By on Feb 16 | 10:55 pm

If the supreme court rules against this law does it mean I shouldn’t pay federal income tax? Or sign up for a draft number? Or obtain a social security number? Or refuse to obey federal laws? I guess I won’t be needing that CDL license after all! Crazies! It sure beats Ryan care! (Or maybe we should call it Ryan Care Not?) It all comes down to the FICA thing. Didn’t that happen over seventy years ago? Here’s my plan. Make social security/Medicare/Medicaid optional. If you opt out then all your contributions shall be returned to you but no getting back in ever and no future benefits. Any takers? Just a few well to doers but not most of us. Most of us will rely on that ‘federal mandated program because it is something that insures that we take care of those who in other third world countries would be cast off into the streets. I don’t believe that that is who we really are. Do you?

By on Feb 17 | 7:36 pm

If the Supreme Court doesn’t rule against this law, you can kiss your country goodbye. The ruling has nothing to do with whether or not you pay your income tax, which is also unconstitutional, but if you don’t want to pay it don’t, I really don’t give a “darn” one way or another.
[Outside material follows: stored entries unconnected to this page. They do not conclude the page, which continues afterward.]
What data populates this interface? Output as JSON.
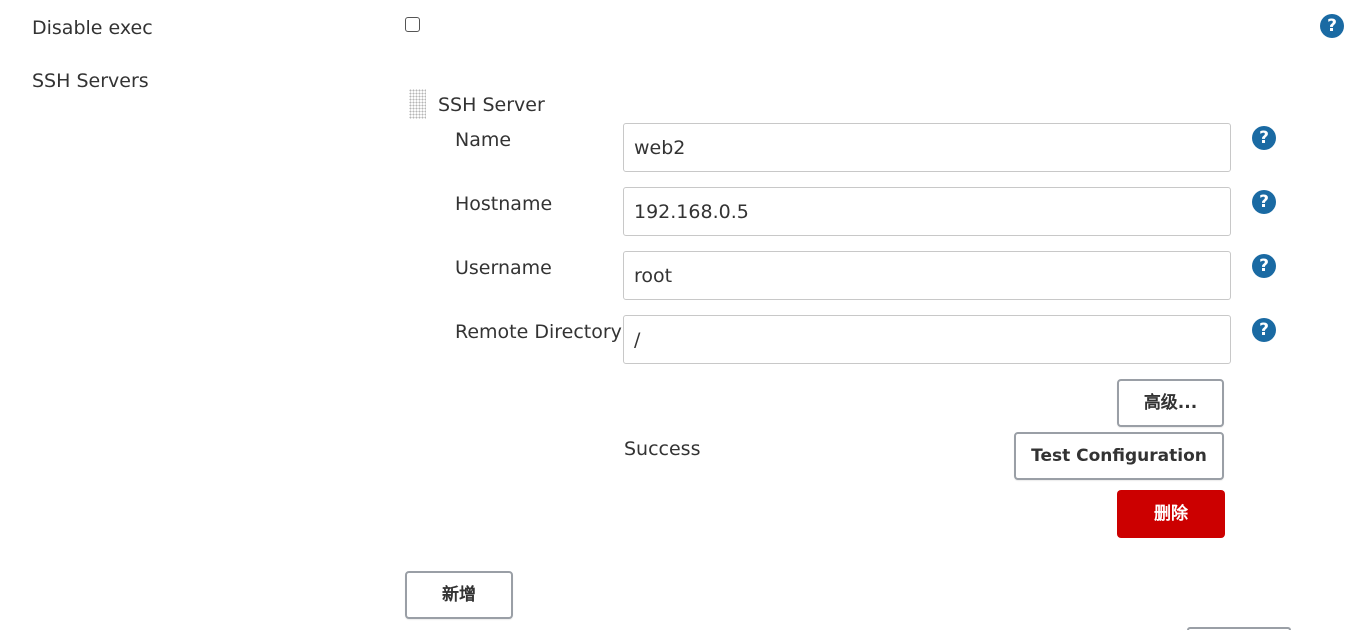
{
  "disable_exec": {
    "label": "Disable exec",
    "checked": false,
    "help_icon": "question-circle-icon",
    "help_symbol": "?"
  },
  "ssh_servers": {
    "label": "SSH Servers",
    "server": {
      "title": "SSH Server",
      "drag_icon": "drag-handle-icon",
      "fields": [
        {
          "label": "Name",
          "value": "web2",
          "help_symbol": "?"
        },
        {
          "label": "Hostname",
          "value": "192.168.0.5",
          "help_symbol": "?"
        },
        {
          "label": "Username",
          "value": "root",
          "help_symbol": "?"
        },
        {
          "label": "Remote Directory",
          "value": "/",
          "help_symbol": "?"
        }
      ],
      "advanced_button": "高级...",
      "status_text": "Success",
      "test_button": "Test Configuration",
      "delete_button": "删除"
    },
    "add_button": "新增"
  },
  "colors": {
    "help_icon": "#1a6aa3",
    "danger": "#cc0000",
    "button_border": "#9a9fa6",
    "input_border": "#c8c8c8",
    "text": "#333333"
  }
}
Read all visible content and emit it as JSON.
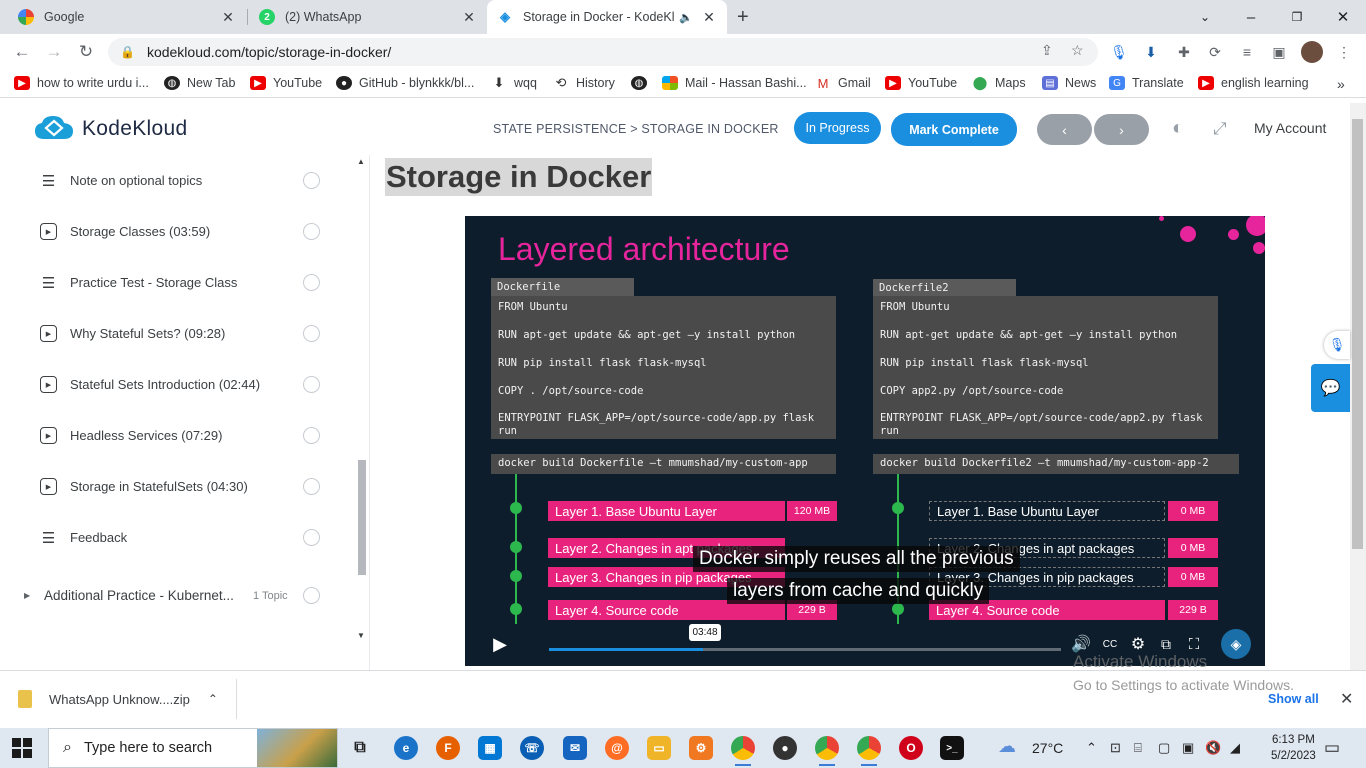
{
  "browser": {
    "tabs": [
      {
        "title": "Google",
        "active": false
      },
      {
        "title": "(2) WhatsApp",
        "active": false
      },
      {
        "title": "Storage in Docker - KodeKlo",
        "active": true
      }
    ],
    "url": "kodekloud.com/topic/storage-in-docker/",
    "bookmarks": [
      "how to write urdu i...",
      "New Tab",
      "YouTube",
      "GitHub - blynkkk/bl...",
      "wqq",
      "History",
      "Mail - Hassan Bashi...",
      "Gmail",
      "YouTube",
      "Maps",
      "News",
      "Translate",
      "english learning"
    ]
  },
  "header": {
    "logo": "KodeKloud",
    "breadcrumb": "STATE PERSISTENCE > STORAGE IN DOCKER",
    "status_label": "In Progress",
    "complete_label": "Mark Complete",
    "prev_label": "‹",
    "next_label": "›",
    "account_label": "My Account"
  },
  "sidebar": {
    "items": [
      {
        "type": "text",
        "label": "Note on optional topics"
      },
      {
        "type": "video",
        "label": "Storage Classes (03:59)"
      },
      {
        "type": "text",
        "label": "Practice Test - Storage Class"
      },
      {
        "type": "video",
        "label": "Why Stateful Sets? (09:28)"
      },
      {
        "type": "video",
        "label": "Stateful Sets Introduction (02:44)"
      },
      {
        "type": "video",
        "label": "Headless Services (07:29)"
      },
      {
        "type": "video",
        "label": "Storage in StatefulSets (04:30)"
      },
      {
        "type": "text",
        "label": "Feedback"
      }
    ],
    "section": {
      "label": "Additional Practice - Kubernet...",
      "count": "1 Topic"
    }
  },
  "lesson": {
    "title": "Storage in Docker"
  },
  "slide": {
    "title": "Layered architecture",
    "left": {
      "file_tab": "Dockerfile",
      "code": [
        "FROM Ubuntu",
        "RUN apt-get update && apt-get –y install python",
        "RUN pip install flask flask-mysql",
        "COPY . /opt/source-code",
        "ENTRYPOINT FLASK_APP=/opt/source-code/app.py flask\nrun"
      ],
      "build": "docker build Dockerfile –t mmumshad/my-custom-app",
      "layers": [
        {
          "label": "Layer 1. Base Ubuntu Layer",
          "size": "120 MB"
        },
        {
          "label": "Layer 2. Changes in apt packages",
          "size": ""
        },
        {
          "label": "Layer 3. Changes in pip packages",
          "size": ""
        },
        {
          "label": "Layer 4. Source code",
          "size": "229 B"
        }
      ]
    },
    "right": {
      "file_tab": "Dockerfile2",
      "code": [
        "FROM Ubuntu",
        "RUN apt-get update && apt-get –y install python",
        "RUN pip install flask flask-mysql",
        "COPY app2.py /opt/source-code",
        "ENTRYPOINT FLASK_APP=/opt/source-code/app2.py flask\nrun"
      ],
      "build": "docker build Dockerfile2 –t mmumshad/my-custom-app-2",
      "layers": [
        {
          "label": "Layer 1. Base Ubuntu Layer",
          "size": "0 MB"
        },
        {
          "label": "Layer 2. Changes in apt packages",
          "size": "0 MB"
        },
        {
          "label": "Layer 3. Changes in pip packages",
          "size": "0 MB"
        },
        {
          "label": "Layer 4. Source code",
          "size": "229 B"
        }
      ]
    },
    "caption_line1": "Docker simply reuses all the previous",
    "caption_line2": "layers from cache and quickly"
  },
  "player": {
    "time_tooltip": "03:48",
    "progress_fraction": 0.3
  },
  "watermark": {
    "line1": "Activate Windows",
    "line2": "Go to Settings to activate Windows."
  },
  "downloads": {
    "file": "WhatsApp Unknow....zip",
    "show_all": "Show all"
  },
  "taskbar": {
    "search_placeholder": "Type here to search",
    "weather": "27°C",
    "time": "6:13 PM",
    "date": "5/2/2023"
  },
  "colors": {
    "accent": "#1a8fe0",
    "slide_pink": "#e8237e",
    "layer_green": "#2db84d"
  }
}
Richard needs to get a grip on himself as if not having your life taken over by the federal government is some sort of crazy idea, when it is the reverse that is true. You can’t insure that anything will be taken care of when it is taken away from you to decide one way or another. There IS NO MONEY IN SOCIAL Security and by Supreme Court ruling the federal government is not obligated to pay anyone in the “system.” The federal government can do as it pleases with that money and it has pleased them to spend all of it plus $16 trillion more on other things. Others in third world countries are in third world countries because their governments run too many things if not everything and they run them corruptly, just like ours does. If you think people are out on the street because governments around the world control too little you need some educational aids. “Who we really are” is not “we” or even the “Royal We” it is each of us individually added up, this group “we” stuff is a whole lot of baloney.